In this sad world full of imperfections, ugly segment trees exist.

A segment tree is a tree where each node represents a segment and has its number. A segment tree for an array of $n$ elements can be built in a recursive manner. Let's say function $\operatorname{build}(v,l,r)$ builds the segment tree rooted in the node with number $v$ and it corresponds to the segment $[l,r]$.

Now let's define $\operatorname{build}(v,l,r)$:

• If $l=r$, this node $v$ is a leaf so we stop adding more edges
• Else, we add the edges $(v, 2v)$ and $(v, 2v+1)$. Let $m=\lfloor \frac{l+r}{2} \rfloor$. Then we call $\operatorname{build}(2v,l,m)$ and $\operatorname{build}(2v+1,m+1,r)$.

So, the whole tree is built by calling $\operatorname{build}(1,1,n)$.

Now Ibti will construct a segment tree for an array with $n$ elements.

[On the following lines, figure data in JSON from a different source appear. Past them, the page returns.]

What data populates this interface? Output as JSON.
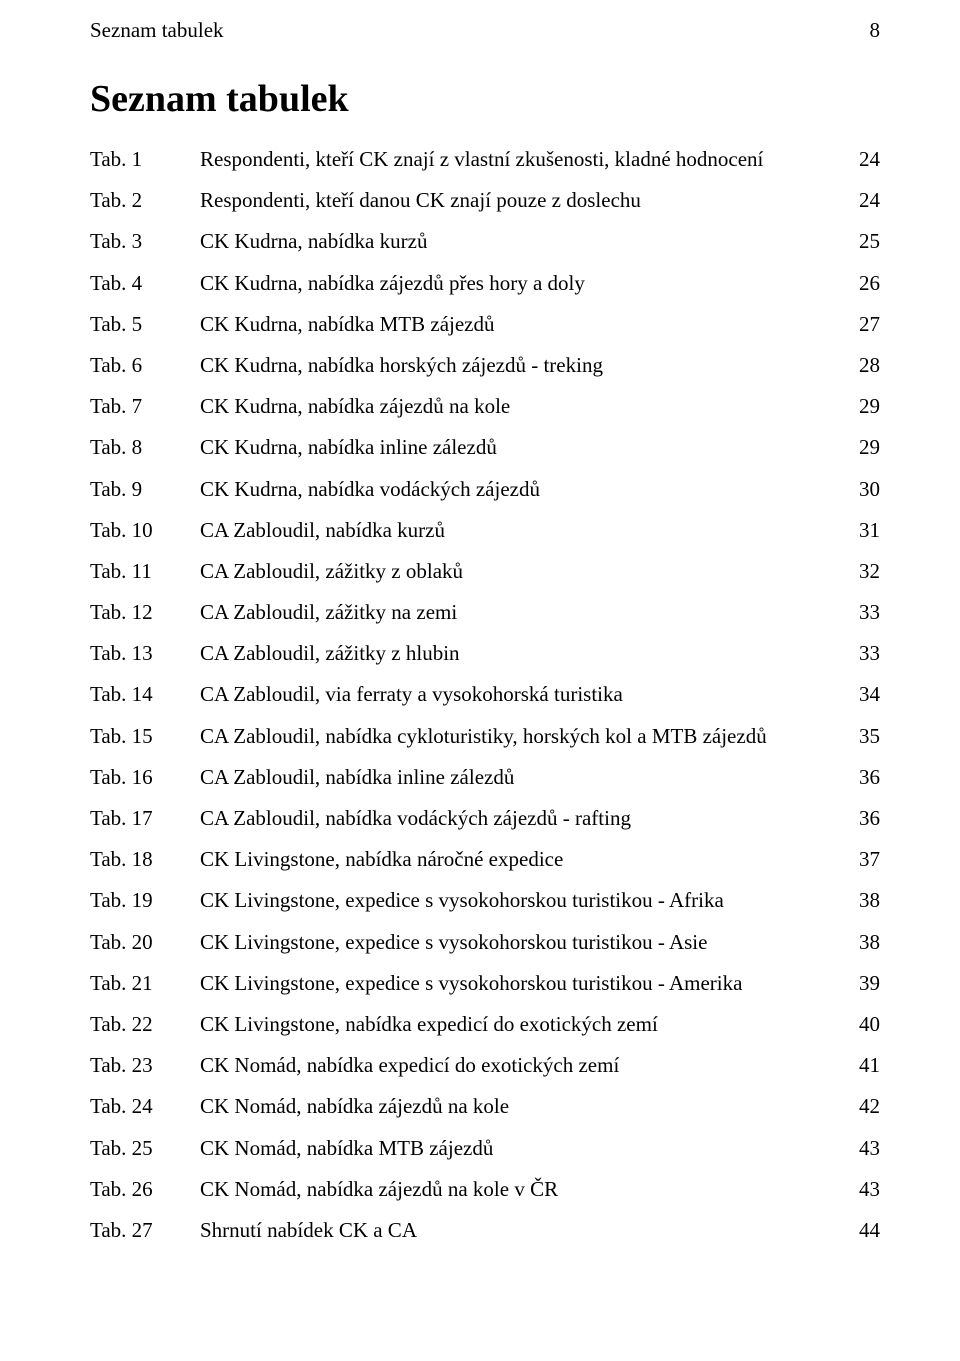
{
  "running_header": {
    "title": "Seznam tabulek",
    "page_number": "8"
  },
  "section_title": "Seznam tabulek",
  "toc": [
    {
      "label": "Tab. 1",
      "desc": "Respondenti, kteří CK znají z vlastní zkušenosti, kladné hodnocení",
      "page": "24"
    },
    {
      "label": "Tab. 2",
      "desc": "Respondenti, kteří danou CK znají pouze z doslechu",
      "page": "24"
    },
    {
      "label": "Tab. 3",
      "desc": "CK Kudrna, nabídka kurzů",
      "page": "25"
    },
    {
      "label": "Tab. 4",
      "desc": "CK Kudrna, nabídka zájezdů přes hory a doly",
      "page": "26"
    },
    {
      "label": "Tab. 5",
      "desc": "CK Kudrna, nabídka MTB zájezdů",
      "page": "27"
    },
    {
      "label": "Tab. 6",
      "desc": "CK Kudrna, nabídka horských zájezdů - treking",
      "page": "28"
    },
    {
      "label": "Tab. 7",
      "desc": "CK Kudrna, nabídka zájezdů na kole",
      "page": "29"
    },
    {
      "label": "Tab. 8",
      "desc": "CK Kudrna, nabídka inline zálezdů",
      "page": "29"
    },
    {
      "label": "Tab. 9",
      "desc": "CK Kudrna, nabídka vodáckých zájezdů",
      "page": "30"
    },
    {
      "label": "Tab. 10",
      "desc": "CA Zabloudil, nabídka kurzů",
      "page": "31"
    },
    {
      "label": "Tab. 11",
      "desc": "CA Zabloudil, zážitky z oblaků",
      "page": "32"
    },
    {
      "label": "Tab. 12",
      "desc": "CA Zabloudil, zážitky na zemi",
      "page": "33"
    },
    {
      "label": "Tab. 13",
      "desc": "CA Zabloudil, zážitky z hlubin",
      "page": "33"
    },
    {
      "label": "Tab. 14",
      "desc": "CA Zabloudil, via ferraty a vysokohorská turistika",
      "page": "34"
    },
    {
      "label": "Tab. 15",
      "desc": "CA Zabloudil, nabídka cykloturistiky, horských kol a MTB zájezdů",
      "page": "35"
    },
    {
      "label": "Tab. 16",
      "desc": "CA Zabloudil, nabídka inline zálezdů",
      "page": "36"
    },
    {
      "label": "Tab. 17",
      "desc": "CA Zabloudil, nabídka vodáckých zájezdů - rafting",
      "page": "36"
    },
    {
      "label": "Tab. 18",
      "desc": "CK Livingstone, nabídka náročné expedice",
      "page": "37"
    },
    {
      "label": "Tab. 19",
      "desc": "CK Livingstone, expedice s vysokohorskou turistikou - Afrika",
      "page": "38"
    },
    {
      "label": "Tab. 20",
      "desc": "CK Livingstone, expedice s vysokohorskou turistikou - Asie",
      "page": "38"
    },
    {
      "label": "Tab. 21",
      "desc": "CK Livingstone, expedice s vysokohorskou turistikou - Amerika",
      "page": "39"
    },
    {
      "label": "Tab. 22",
      "desc": "CK Livingstone, nabídka expedicí do exotických zemí",
      "page": "40"
    },
    {
      "label": "Tab. 23",
      "desc": "CK Nomád, nabídka expedicí do exotických zemí",
      "page": "41"
    },
    {
      "label": "Tab. 24",
      "desc": "CK Nomád, nabídka zájezdů na kole",
      "page": "42"
    },
    {
      "label": "Tab. 25",
      "desc": "CK Nomád, nabídka MTB zájezdů",
      "page": "43"
    },
    {
      "label": "Tab. 26",
      "desc": "CK Nomád, nabídka zájezdů na kole v ČR",
      "page": "43"
    },
    {
      "label": "Tab. 27",
      "desc": "Shrnutí nabídek CK a CA",
      "page": "44"
    }
  ],
  "colors": {
    "text": "#000000",
    "background": "#ffffff"
  },
  "typography": {
    "body_font": "Georgia",
    "body_size_pt": 16,
    "title_size_pt": 28,
    "title_weight": "bold"
  }
}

He wants to find the sum of $\operatorname{lca}^\dagger(S)$, where $S$ is a non-empty subset of leaves. Notice that there are exactly $2^n - 1$ possible subsets. Since this sum can be very large, output it modulo $998\,244\,353$.

$^\dagger\operatorname{lca}(S)$ is the number of the least common ancestor for the nodes that are in $S$.

Each test consists of multiple test cases. The first line contains a single integer $t$ ($1 \le t \le 10^3$) — the number of test cases. The description of the test cases follows.

The first line of each test case contains a single integer $n$ ($2 \le n \le 10^{18}$) — the length of the array for which the segment tree is built.

For each test case, output a single integer — the required sum modulo $998\,244\,353$.